But he never forgets his roots. Around the studio are some samplers and keyboards. When asked about the equipment, he mumbles, "That stuff is mostly generic." He goes off to a section of the room and comes back with a portable Casio MT-40 keyboard. "This is something else though, " he says mischievously. Remi loops up little sounds and before you know he's recreated the Sleng Teng Riddim.

This isn't exactly what you might expect from a "hip hop producer," so to speak, but then he did score films like Sex And the City and TYSON. Those credentials and experiences make it hard to summarize Salaam Remi's accomplishments.

All the while he's managed to maintain a certain level of anonymity throughout his career. He admits to popping up in a video way back in the early days but for the most part he's just here to make incredible music. He prides himself in tailoring everything to the exact mood the artist is trying to capture and in doing so melting into the background, giving the artist the forefront.

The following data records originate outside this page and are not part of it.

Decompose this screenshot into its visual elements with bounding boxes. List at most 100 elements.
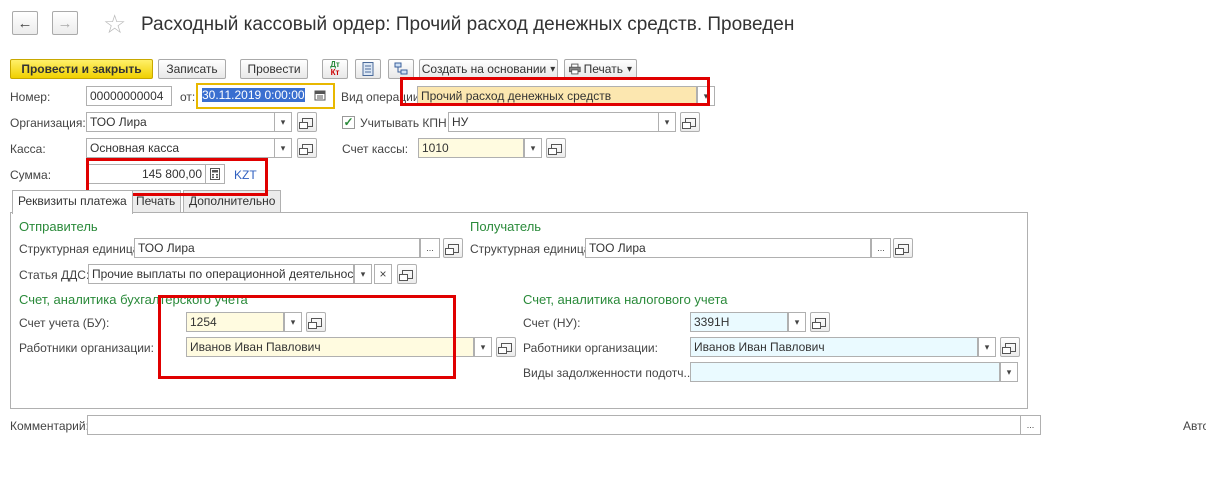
dds-clear-button[interactable]: × xyxy=(374,264,392,284)
sender-unit-open-button[interactable] xyxy=(443,238,463,258)
open-window-icon xyxy=(298,143,313,155)
tax-employees-label: Работники организации: xyxy=(523,341,658,355)
kpn-dropdown-button[interactable]: ▾ xyxy=(658,112,676,132)
organization-open-button[interactable] xyxy=(297,112,317,132)
create-based-on-button[interactable]: Создать на основании ▾ xyxy=(419,59,558,79)
report-list-button[interactable] xyxy=(355,59,381,79)
kpn-select[interactable]: НУ xyxy=(448,112,660,132)
receiver-unit-select-button[interactable]: ... xyxy=(871,238,891,258)
dds-label: Статья ДДС: xyxy=(19,268,90,282)
tax-debt-field[interactable] xyxy=(690,362,1000,382)
number-label: Номер: xyxy=(10,90,51,104)
chevron-down-icon: ▾ xyxy=(984,341,990,352)
chevron-down-icon: ▾ xyxy=(280,142,286,153)
highlight-accounting xyxy=(158,295,456,379)
receiver-unit-open-button[interactable] xyxy=(893,238,913,258)
back-button[interactable]: ← xyxy=(12,11,38,35)
chevron-down-icon: ▾ xyxy=(550,63,556,75)
cash-open-button[interactable] xyxy=(297,138,317,158)
accounting-employees-open-button[interactable] xyxy=(496,337,516,357)
ellipsis-icon: ... xyxy=(426,243,434,253)
kt-label: Кт xyxy=(330,68,340,77)
receiver-unit-field[interactable]: ТОО Лира xyxy=(585,238,871,258)
chevron-down-icon: ▾ xyxy=(664,116,670,127)
chevron-down-icon: ▾ xyxy=(1006,366,1012,377)
kpn-label: Учитывать КПН xyxy=(360,116,447,130)
tax-account-dropdown-button[interactable]: ▾ xyxy=(788,312,806,332)
printer-icon xyxy=(569,63,581,75)
kpn-checkbox[interactable]: ✓ xyxy=(342,116,355,129)
save-button[interactable]: Записать xyxy=(158,59,226,79)
chevron-down-icon: ▾ xyxy=(530,142,536,153)
comment-label: Комментарий: xyxy=(10,419,89,433)
print-button[interactable]: Печать ▾ xyxy=(564,59,637,79)
sender-unit-select-button[interactable]: ... xyxy=(420,238,440,258)
chevron-down-icon: ▾ xyxy=(794,316,800,327)
author-label: Авто xyxy=(1183,419,1206,433)
dds-field[interactable]: Прочие выплаты по операционной деятельно… xyxy=(88,264,354,284)
forward-arrow-icon: → xyxy=(57,14,73,32)
number-field[interactable]: 00000000004 xyxy=(86,86,172,106)
create-based-on-label: Создать на основании xyxy=(421,62,547,76)
receiver-heading: Получатель xyxy=(470,219,542,234)
ellipsis-icon: ... xyxy=(877,243,885,253)
hierarchy-icon xyxy=(394,62,408,75)
date-label: от: xyxy=(180,90,196,104)
open-window-icon xyxy=(444,243,459,255)
accounting-employees-dropdown-button[interactable]: ▾ xyxy=(474,337,492,357)
kpn-open-button[interactable] xyxy=(680,112,700,132)
window-title: Расходный кассовый ордер: Прочий расход … xyxy=(141,14,795,35)
comment-edit-button[interactable]: ... xyxy=(1020,415,1041,435)
open-window-icon xyxy=(681,117,696,129)
date-field[interactable]: 30.11.2019 0:00:00 xyxy=(199,86,312,106)
cash-dropdown-button[interactable]: ▾ xyxy=(274,138,292,158)
back-arrow-icon: ← xyxy=(17,14,33,32)
organization-dropdown-button[interactable]: ▾ xyxy=(274,112,292,132)
forward-button[interactable]: → xyxy=(52,11,78,35)
open-window-icon xyxy=(398,269,413,281)
calendar-icon[interactable] xyxy=(314,89,326,101)
accounting-employees-label: Работники организации: xyxy=(19,341,154,355)
accounting-account-label: Счет учета (БУ): xyxy=(19,316,110,330)
comment-field[interactable] xyxy=(87,415,1021,435)
sender-unit-field[interactable]: ТОО Лира xyxy=(134,238,420,258)
dds-open-button[interactable] xyxy=(397,264,417,284)
tax-employees-open-button[interactable] xyxy=(1000,337,1020,357)
cash-account-label: Счет кассы: xyxy=(342,142,409,156)
tax-debt-dropdown-button[interactable]: ▾ xyxy=(1000,362,1018,382)
structure-button[interactable] xyxy=(388,59,414,79)
favorite-star-icon[interactable]: ☆ xyxy=(103,9,126,40)
cash-account-field[interactable]: 1010 xyxy=(418,138,524,158)
chevron-down-icon: ▾ xyxy=(280,116,286,127)
tax-account-open-button[interactable] xyxy=(810,312,830,332)
tab-payment-details[interactable]: Реквизиты платежа xyxy=(12,190,133,214)
post-and-close-button[interactable]: Провести и закрыть xyxy=(10,59,153,79)
tax-employees-field[interactable]: Иванов Иван Павлович xyxy=(690,337,978,357)
dt-kt-button[interactable]: Дт Кт xyxy=(322,59,348,79)
tax-account-field[interactable]: 3391Н xyxy=(690,312,788,332)
chevron-down-icon: ▾ xyxy=(480,341,486,352)
organization-field[interactable]: ТОО Лира xyxy=(86,112,276,132)
post-button[interactable]: Провести xyxy=(240,59,308,79)
list-document-icon xyxy=(362,62,374,76)
tax-account-label: Счет (НУ): xyxy=(523,316,581,330)
open-window-icon xyxy=(298,117,313,129)
tax-debt-label: Виды задолженности подотч... xyxy=(523,366,694,380)
cash-account-dropdown-button[interactable]: ▾ xyxy=(524,138,542,158)
organization-label: Организация: xyxy=(10,116,86,130)
sender-unit-label: Структурная единица: xyxy=(19,242,143,256)
date-value: 30.11.2019 0:00:00 xyxy=(202,88,305,102)
highlight-operation-type xyxy=(400,77,710,106)
cash-account-open-button[interactable] xyxy=(546,138,566,158)
tax-employees-dropdown-button[interactable]: ▾ xyxy=(978,337,996,357)
chevron-down-icon: ▾ xyxy=(360,268,366,279)
sender-heading: Отправитель xyxy=(19,219,98,234)
open-window-icon xyxy=(547,143,562,155)
amount-label: Сумма: xyxy=(10,168,52,182)
cash-field[interactable]: Основная касса xyxy=(86,138,276,158)
receiver-unit-label: Структурная единица: xyxy=(470,242,594,256)
open-window-icon xyxy=(811,317,826,329)
open-window-icon xyxy=(894,243,909,255)
chevron-down-icon: ▾ xyxy=(626,63,632,75)
dds-dropdown-button[interactable]: ▾ xyxy=(354,264,372,284)
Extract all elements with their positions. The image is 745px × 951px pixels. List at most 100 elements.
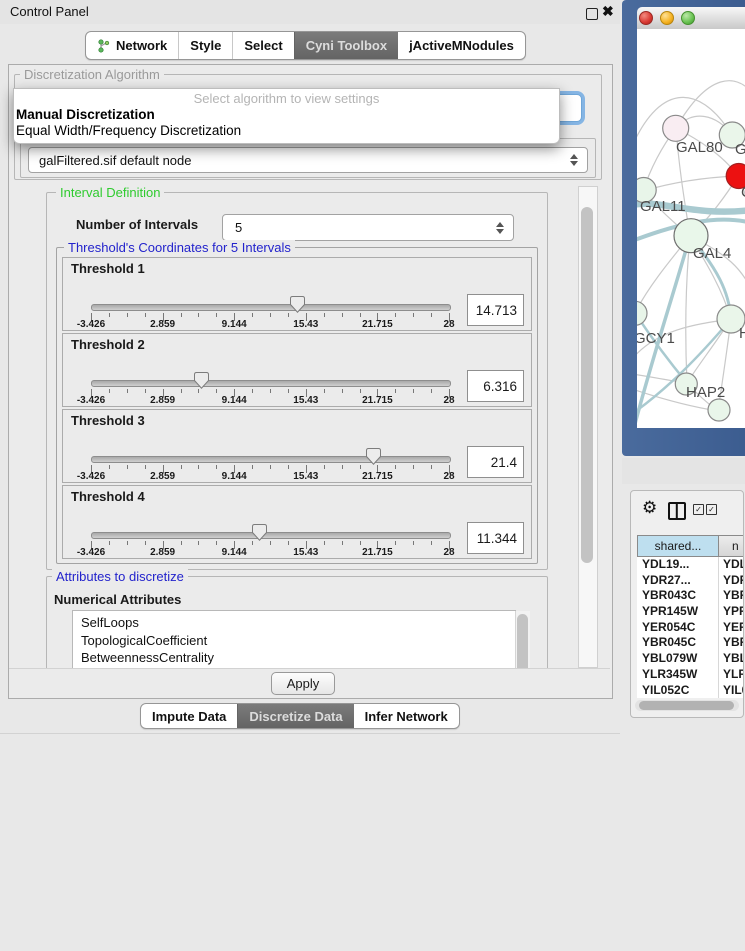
attribute-item-betweennesscentrality[interactable]: BetweennessCentrality [81,649,515,667]
cell-name[interactable]: YDL1 [719,557,744,573]
table-header-row: shared... n [637,535,744,557]
panel-scrollbar-thumb[interactable] [581,207,593,563]
cell-name[interactable]: YBR0 [719,635,744,651]
tab-network[interactable]: Network [86,32,178,59]
network-node[interactable] [663,115,689,141]
slider-tick-labels: -3.4262.8599.14415.4321.71528 [91,395,450,407]
threshold-slider-track[interactable] [91,532,451,539]
cell-name[interactable]: YBL0 [719,651,744,667]
threshold-2-slider-thumb[interactable] [194,372,209,389]
number-of-intervals-label: Number of Intervals [76,217,198,232]
apply-button[interactable]: Apply [271,672,335,695]
cell-shared-name[interactable]: YBR043C [637,588,719,604]
attribute-item-selfloops[interactable]: SelfLoops [81,614,515,632]
tab-select[interactable]: Select [232,32,293,59]
cell-name[interactable]: YLR3 [719,667,744,683]
checkbox-icon[interactable]: ✓ [693,504,704,515]
network-canvas[interactable]: GAL80GAGAL11CGAL4GCY1HHAP2 [637,29,745,428]
table-row[interactable]: YDL19...YDL1 [637,557,744,573]
algorithm-option-manual-discretization[interactable]: Manual Discretization [14,107,559,123]
network-edge[interactable] [686,236,690,383]
network-edge[interactable] [637,313,687,383]
threshold-label: Threshold 3 [71,413,145,428]
network-edge[interactable] [643,176,738,191]
interval-definition-legend: Interval Definition [56,185,164,200]
cell-shared-name[interactable]: YIL052C [637,683,719,699]
cell-name[interactable]: YER0 [719,620,744,636]
threshold-label: Threshold 2 [71,337,145,352]
close-traffic-light-icon[interactable] [639,11,653,25]
table-hscrollbar-thumb[interactable] [639,701,734,710]
zoom-traffic-light-icon[interactable] [681,11,695,25]
network-node[interactable] [637,301,647,325]
node-label-gal4: GAL4 [693,245,731,262]
spinner-arrows-icon [496,222,504,234]
table-row[interactable]: YIL052CYIL0 [637,683,744,699]
tab-cyni-toolbox[interactable]: Cyni Toolbox [294,32,398,59]
table-row[interactable]: YER054CYER0 [637,620,744,636]
threshold-3-value-field[interactable]: 21.4 [467,446,524,478]
attribute-item-topologicalcoefficient[interactable]: TopologicalCoefficient [81,632,515,650]
column-header-name[interactable]: n [719,535,744,557]
threshold-panel-2: Threshold 2 -3.4262.8599.14415.4321.7152… [62,333,532,407]
checkbox-icon[interactable]: ✓ [706,504,717,515]
cell-shared-name[interactable]: YBL079W [637,651,719,667]
close-icon[interactable]: ✖ [602,3,614,20]
table-row[interactable]: YBR043CYBR0 [637,588,744,604]
cell-shared-name[interactable]: YDR27... [637,573,719,589]
threshold-1-value-field[interactable]: 14.713 [467,294,524,326]
mode-tab-impute-data[interactable]: Impute Data [141,704,237,728]
table-row[interactable]: YPR145WYPR1 [637,604,744,620]
cyni-mode-tab-bar: Impute DataDiscretize DataInfer Network [140,703,460,729]
network-window-titlebar[interactable] [637,7,745,30]
cell-shared-name[interactable]: YPR145W [637,604,719,620]
slider-tick-labels: -3.4262.8599.14415.4321.71528 [91,319,450,331]
column-header-shared-name[interactable]: shared... [637,535,719,557]
float-window-icon[interactable] [586,8,598,20]
discretization-algorithm-legend: Discretization Algorithm [20,67,164,82]
cell-name[interactable]: YBR0 [719,588,744,604]
cell-name[interactable]: YPR1 [719,604,744,620]
cell-name[interactable]: YDR2 [719,573,744,589]
cell-name[interactable]: YIL0 [719,683,744,699]
number-of-intervals-select[interactable]: 5 [222,214,514,241]
cell-shared-name[interactable]: YER054C [637,620,719,636]
threshold-1-slider-thumb[interactable] [290,296,305,313]
table-row[interactable]: YDR27...YDR2 [637,573,744,589]
threshold-2-value-field[interactable]: 6.316 [467,370,524,402]
numerical-attributes-label: Numerical Attributes [54,592,181,607]
node-label-gal80: GAL80 [676,139,723,156]
tab-style[interactable]: Style [178,32,232,59]
network-node[interactable] [708,399,730,421]
table-row[interactable]: YBL079WYBL0 [637,651,744,667]
table-row[interactable]: YBR045CYBR0 [637,635,744,651]
threshold-3-slider-thumb[interactable] [366,448,381,465]
node-label-gcy1: GCY1 [637,330,675,347]
table-row[interactable]: YLR345WYLR3 [637,667,744,683]
threshold-4-slider-thumb[interactable] [252,524,267,541]
control-panel-title: Control Panel [10,4,89,19]
minimize-traffic-light-icon[interactable] [660,11,674,25]
node-label-ga: GA [735,141,745,158]
threshold-4-value-field[interactable]: 11.344 [467,522,524,554]
algorithm-option-equal-width-frequency-discretization[interactable]: Equal Width/Frequency Discretization [14,123,559,139]
mode-tab-infer-network[interactable]: Infer Network [354,704,459,728]
spinner-arrows-icon [570,154,578,166]
threshold-slider-track[interactable] [91,380,451,387]
cell-shared-name[interactable]: YDL19... [637,557,719,573]
threshold-label: Threshold 4 [71,489,145,504]
tab-jactivemnodules[interactable]: jActiveMNodules [398,32,525,59]
node-label-c: C [741,184,745,201]
algorithm-placeholder-item[interactable]: Select algorithm to view settings [14,89,559,107]
table-data-select[interactable]: galFiltered.sif default node [28,147,588,173]
cell-shared-name[interactable]: YLR345W [637,667,719,683]
threshold-slider-track[interactable] [91,456,451,463]
cell-shared-name[interactable]: YBR045C [637,635,719,651]
table-panel-header: Table Panel [622,458,745,484]
gear-icon[interactable]: ⚙ [642,498,657,518]
mode-tab-discretize-data[interactable]: Discretize Data [237,704,353,728]
slider-tick-labels: -3.4262.8599.14415.4321.71528 [91,471,450,483]
threshold-slider-track[interactable] [91,304,451,311]
split-view-icon[interactable] [668,502,686,520]
bottom-divider [0,733,620,734]
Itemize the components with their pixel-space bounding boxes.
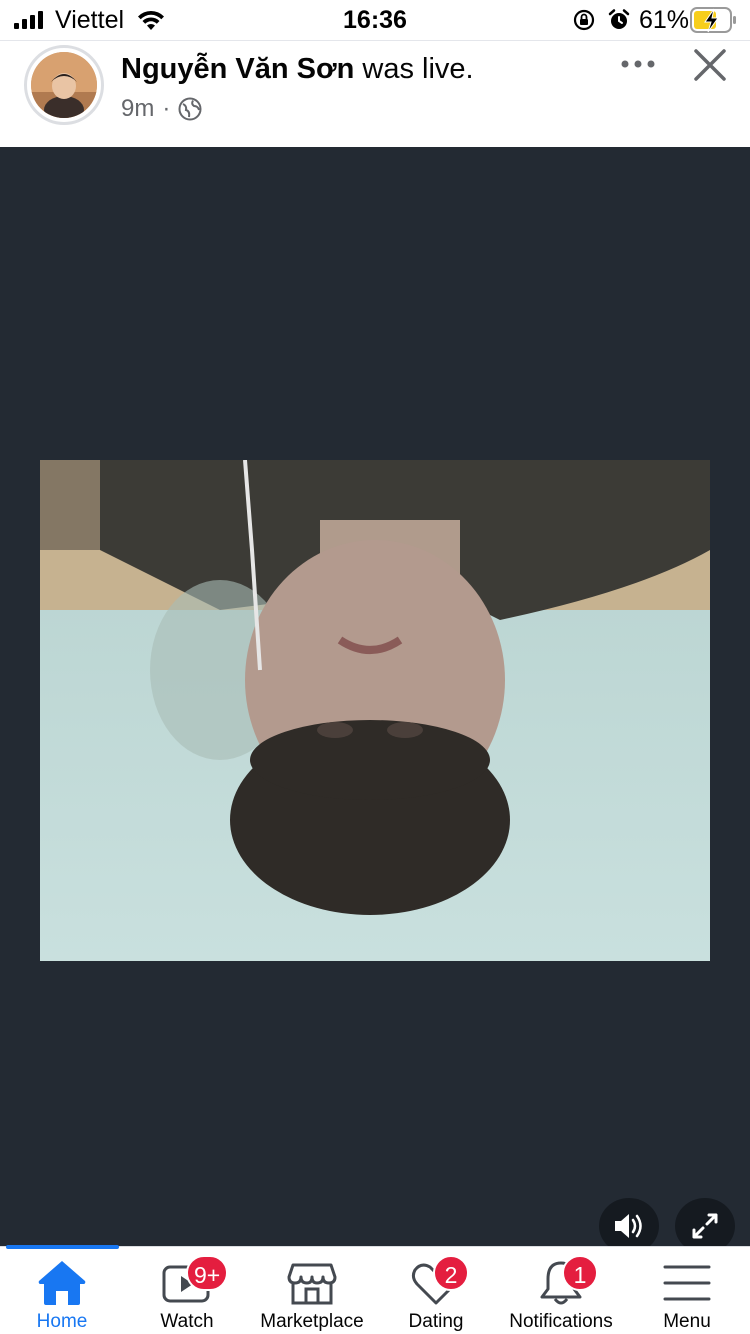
post-meta: 9m · xyxy=(121,95,202,123)
tab-notifications-label: Notifications xyxy=(509,1311,613,1332)
watch-badge: 9+ xyxy=(186,1255,229,1291)
fullscreen-icon xyxy=(692,1213,718,1239)
meta-separator: · xyxy=(162,95,171,122)
post-header: Nguyễn Văn Sơn was live. 9m · xyxy=(0,40,750,147)
tab-watch[interactable]: 9+ Watch xyxy=(137,1247,237,1334)
more-options-button[interactable] xyxy=(616,49,660,79)
live-status-text: was live. xyxy=(362,53,474,85)
author-name[interactable]: Nguyễn Văn Sơn xyxy=(121,53,354,85)
tab-menu[interactable]: Menu xyxy=(637,1247,737,1334)
watch-icon: 9+ xyxy=(160,1255,229,1309)
avatar-image xyxy=(31,52,97,118)
video-image xyxy=(40,460,710,961)
marketplace-icon xyxy=(285,1257,339,1309)
status-bar: Viettel 16:36 61% xyxy=(0,0,750,40)
live-video-player[interactable] xyxy=(0,147,750,1254)
notifications-badge: 1 xyxy=(562,1255,598,1291)
dating-badge: 2 xyxy=(433,1255,469,1291)
tab-home-label: Home xyxy=(36,1311,88,1332)
video-frame[interactable] xyxy=(40,460,710,961)
bottom-tab-bar: Home 9+ Watch Marketplace 2 Dating 1 Not… xyxy=(0,1245,750,1334)
bell-icon: 1 xyxy=(534,1255,598,1309)
tab-marketplace-label: Marketplace xyxy=(260,1311,364,1332)
heart-icon: 2 xyxy=(409,1255,469,1309)
more-dots-icon xyxy=(621,60,655,68)
tab-watch-label: Watch xyxy=(160,1311,214,1332)
post-title: Nguyễn Văn Sơn was live. xyxy=(121,53,474,86)
battery-charging-icon xyxy=(690,7,736,33)
author-avatar[interactable] xyxy=(24,45,104,125)
clock-time: 16:36 xyxy=(343,6,407,34)
tab-marketplace[interactable]: Marketplace xyxy=(252,1247,372,1334)
home-icon xyxy=(35,1257,89,1309)
tab-dating-label: Dating xyxy=(408,1311,464,1332)
volume-icon xyxy=(615,1214,642,1238)
post-time[interactable]: 9m xyxy=(121,95,154,123)
globe-icon xyxy=(178,97,202,121)
tab-dating[interactable]: 2 Dating xyxy=(386,1247,486,1334)
alarm-icon xyxy=(608,9,630,29)
orientation-lock-icon xyxy=(573,9,595,31)
battery-percent: 61% xyxy=(639,6,690,34)
menu-icon xyxy=(660,1257,714,1309)
tab-home[interactable]: Home xyxy=(12,1247,112,1334)
tab-notifications[interactable]: 1 Notifications xyxy=(501,1247,621,1334)
close-icon[interactable] xyxy=(690,45,730,85)
tab-menu-label: Menu xyxy=(663,1311,711,1332)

The subdued organ on Miguel's "All I Need Is You," the soothing strings and soft keys on the Corrine Bailey Rae-assisted "Makin' It Hard For Me," and even the "Apache" drum sample that Nas slaughtered on "Made You Look" never drown out the featured artist. Check Amy Winehouse's "Me & Mr. Jones" if you still don't catch the drift.

"I like working with people who sometimes have talent that is hard to spot," confesses Salaam Remi when asked how he's managed to accomplish so much in, not just Hip Hop, but also reggae and R&B. "Working with people and helping them find their talent made me a better producer."